You're my world, the shelter from the rain
You're the pills that take away my pain
Youre the light that helps me find my way
You're the words when I have nothing to say

And in this world where nothing else is true
Here I am still tangled up in you
I'm still tangled up in you
Still tangled up in you
You're the fire that warms me when Im cold
You're the hand I have to hold as I grow old
You're the shore when I am lost at sea
You're the only thing that I like about me
And in this world where nothing else is true
Here I am still tangled up in you
I'm still tangled up in you
How long has it been since this storyline began
And I hope it never ends and goes like this forever
In this world where nothing else is true
Here I am still tangled up in you, tangled up in you
Im still tangled up in you
Still tangled up in you



Come back, my love, my wonderful wife. The best wife in the world, no matter how hard I was on you. I am working on that, I have been. I promise that I am fixing it. Cushing's or not, I will find a way to not let those rages affect you again. You saw I was working on it. I was getting better, and will get better. If disability wont help me, I will work what I can. I will provide a living for us. I will not let this sickness devour me anymore. I will do anything just to hold you in my arms. Please, my wonderful sweetheart, please talk to me. 

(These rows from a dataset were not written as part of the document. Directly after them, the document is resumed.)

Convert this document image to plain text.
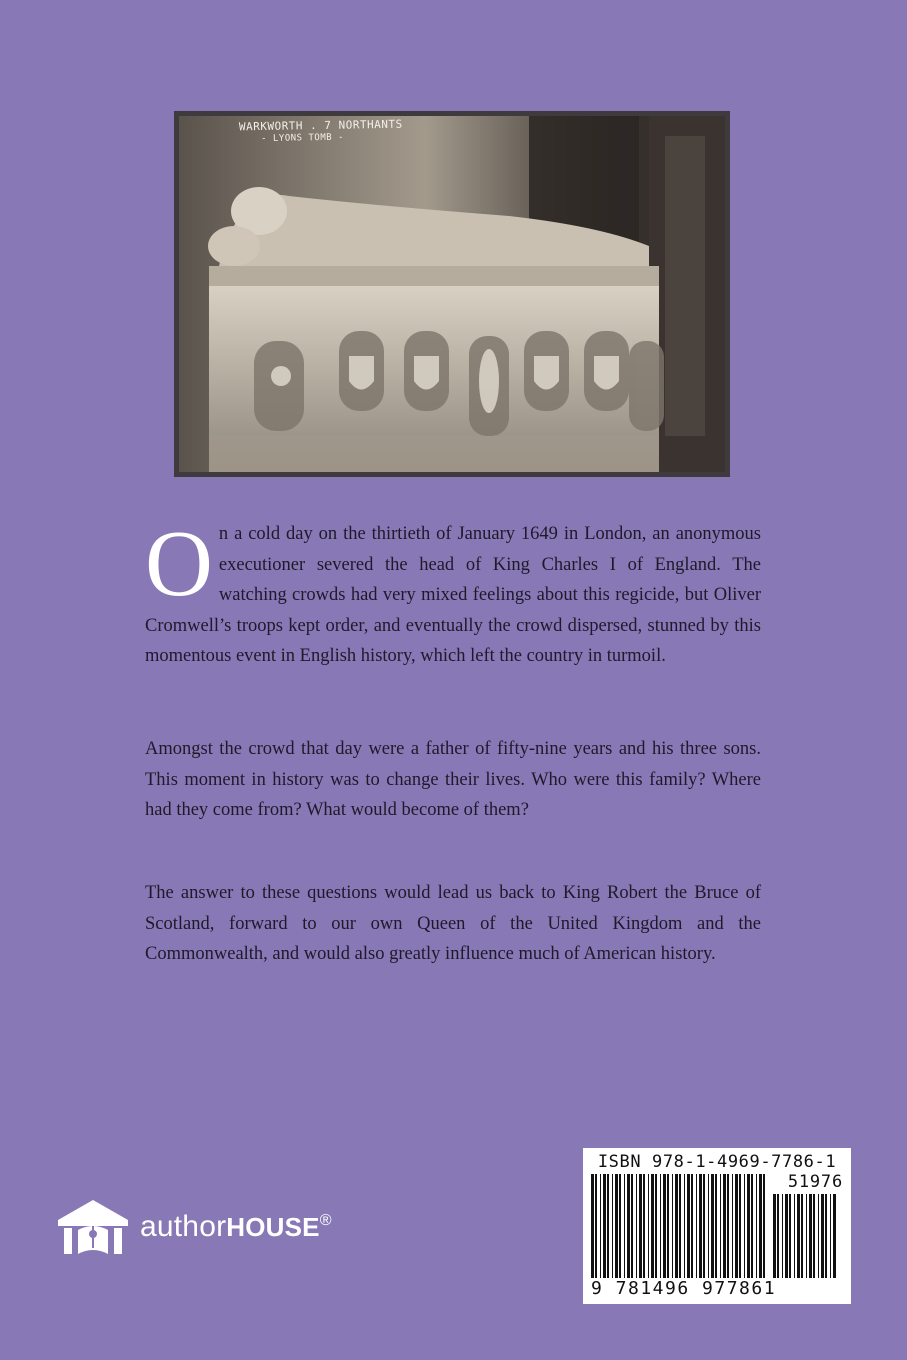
WARKWORTH . 7 NORTHANTS
- LYONS TOMB -

On a cold day on the thirtieth of January 1649 in London, an anonymous executioner severed the head of King Charles I of England. The watching crowds had very mixed feelings about this regicide, but Oliver Cromwell’s troops kept order, and eventually the crowd dispersed, stunned by this momentous event in English history, which left the country in turmoil.

Amongst the crowd that day were a father of fifty-nine years and his three sons. This moment in history was to change their lives. Who were this family? Where had they come from? What would become of them?

The answer to these questions would lead us back to King Robert the Bruce of Scotland, forward to our own Queen of the United Kingdom and the Commonwealth, and would also greatly influence much of American history.

authorHOUSE®
ISBN 978-1-4969-7786-1
51976
9 781496 977861
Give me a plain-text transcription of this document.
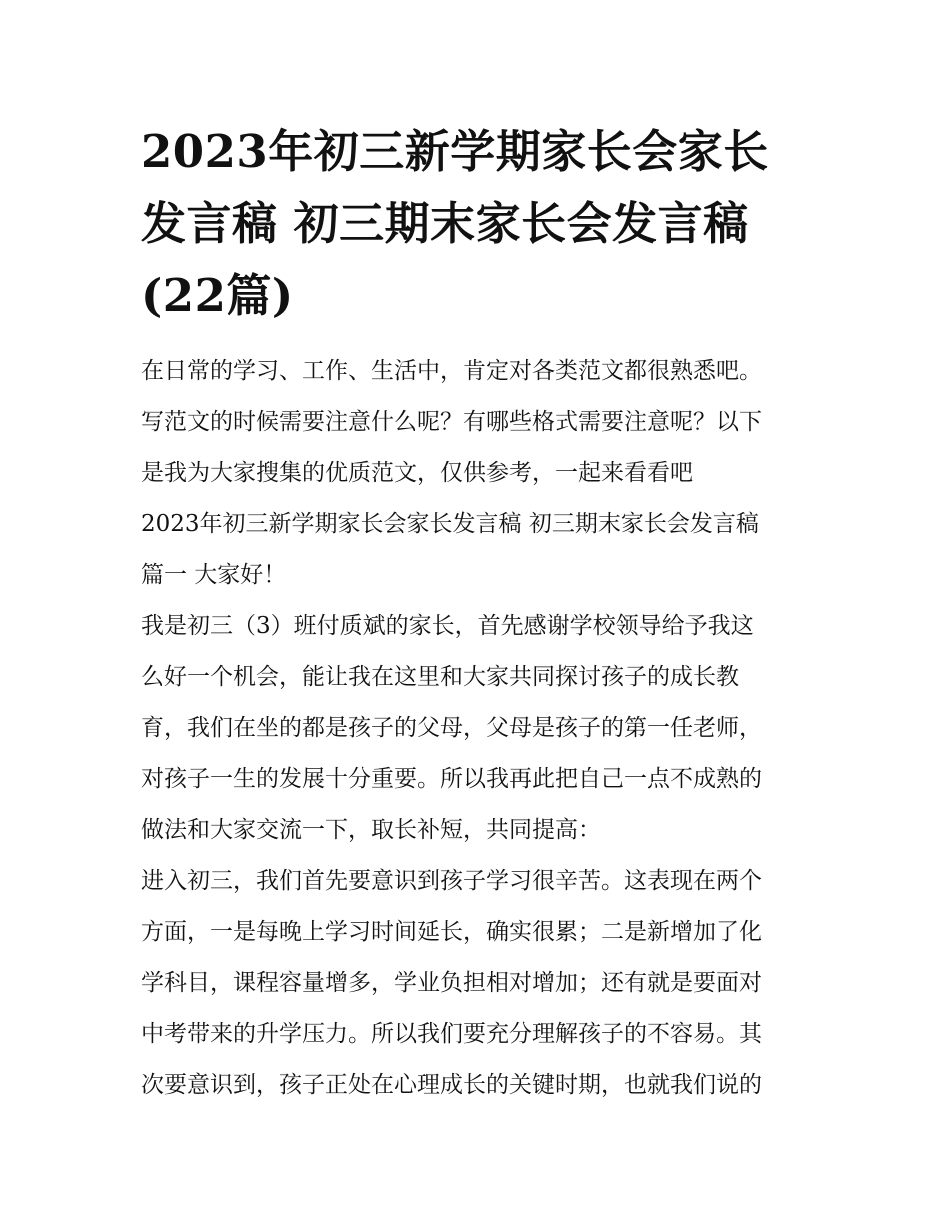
2023年初三新学期家长会家长
发言稿 初三期末家长会发言稿
(22篇)
在日常的学习、工作、生活中，肯定对各类范文都很熟悉吧。
写范文的时候需要注意什么呢？有哪些格式需要注意呢？以下
是我为大家搜集的优质范文，仅供参考，一起来看看吧
2023年初三新学期家长会家长发言稿 初三期末家长会发言稿
篇一 大家好！
我是初三（3）班付质斌的家长，首先感谢学校领导给予我这
么好一个机会，能让我在这里和大家共同探讨孩子的成长教
育，我们在坐的都是孩子的父母，父母是孩子的第一任老师，
对孩子一生的发展十分重要。所以我再此把自己一点不成熟的
做法和大家交流一下，取长补短，共同提高：
进入初三，我们首先要意识到孩子学习很辛苦。这表现在两个
方面，一是每晚上学习时间延长，确实很累；二是新增加了化
学科目，课程容量增多，学业负担相对增加；还有就是要面对
中考带来的升学压力。所以我们要充分理解孩子的不容易。其
次要意识到，孩子正处在心理成长的关键时期，也就我们说的
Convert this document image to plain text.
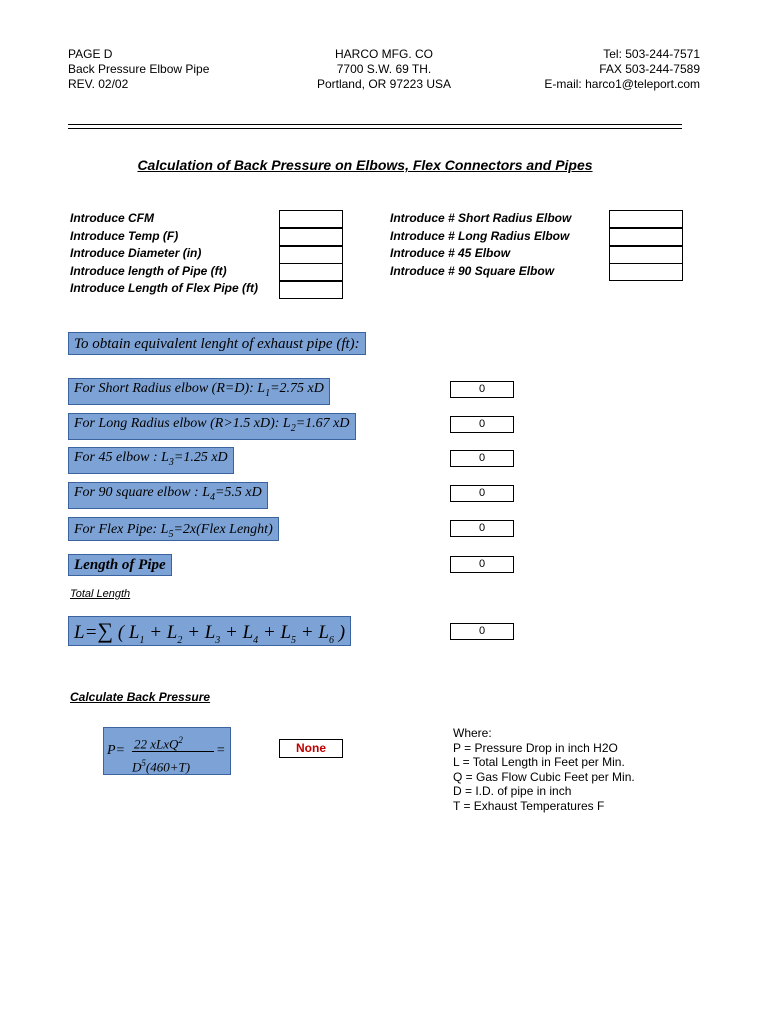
PAGE D
Back Pressure Elbow Pipe
REV. 02/02
HARCO MFG. CO
7700 S.W. 69 TH.
Portland, OR 97223 USA
Tel: 503-244-7571
FAX 503-244-7589
E-mail: harco1@teleport.com
Calculation of Back Pressure on Elbows, Flex Connectors and Pipes
Introduce CFM
Introduce Temp (F)
Introduce Diameter (in)
Introduce length of Pipe (ft)
Introduce Length of Flex Pipe (ft)
Introduce # Short Radius Elbow
Introduce # Long Radius Elbow
Introduce # 45 Elbow
Introduce # 90 Square Elbow
To obtain equivalent lenght of exhaust pipe (ft):
For Short Radius elbow (R=D): $L_1=2.75$ xD	0
For Long Radius elbow (R>1.5 xD): $L_2=1.67$ xD	0
For 45 elbow : $L_3=1.25$ xD	0
For 90 square elbow : $L_4=5.5$ xD	0
For Flex Pipe: $L_5=2x(Flex$ Lenght)	0
Length of Pipe	0
Total Length
L=∑ ( $L_1 + L_2 + L_3 + L_4 + L_5 + L_6$ )	0
Calculate Back Pressure
P= 22 xLxQ$^2$
$D^5(460+T)$
=	None
Where:
P = Pressure Drop in inch H2O
L = Total Length in Feet per Min.
Q = Gas Flow Cubic Feet per Min.
D = I.D. of pipe in inch
T = Exhaust Temperatures F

Without your love as my anchor, there is nothing but the void where our story ends. Please, dont let this end like a hollywood tragedy. Lets make this a sappy love story, where we both work on ourselves and come back and talk. Please?

If you can read this, my love, know I will keep the home fires burning. I will move mountains to be with you again. Whatever you need, as long as we can be together. I mean that.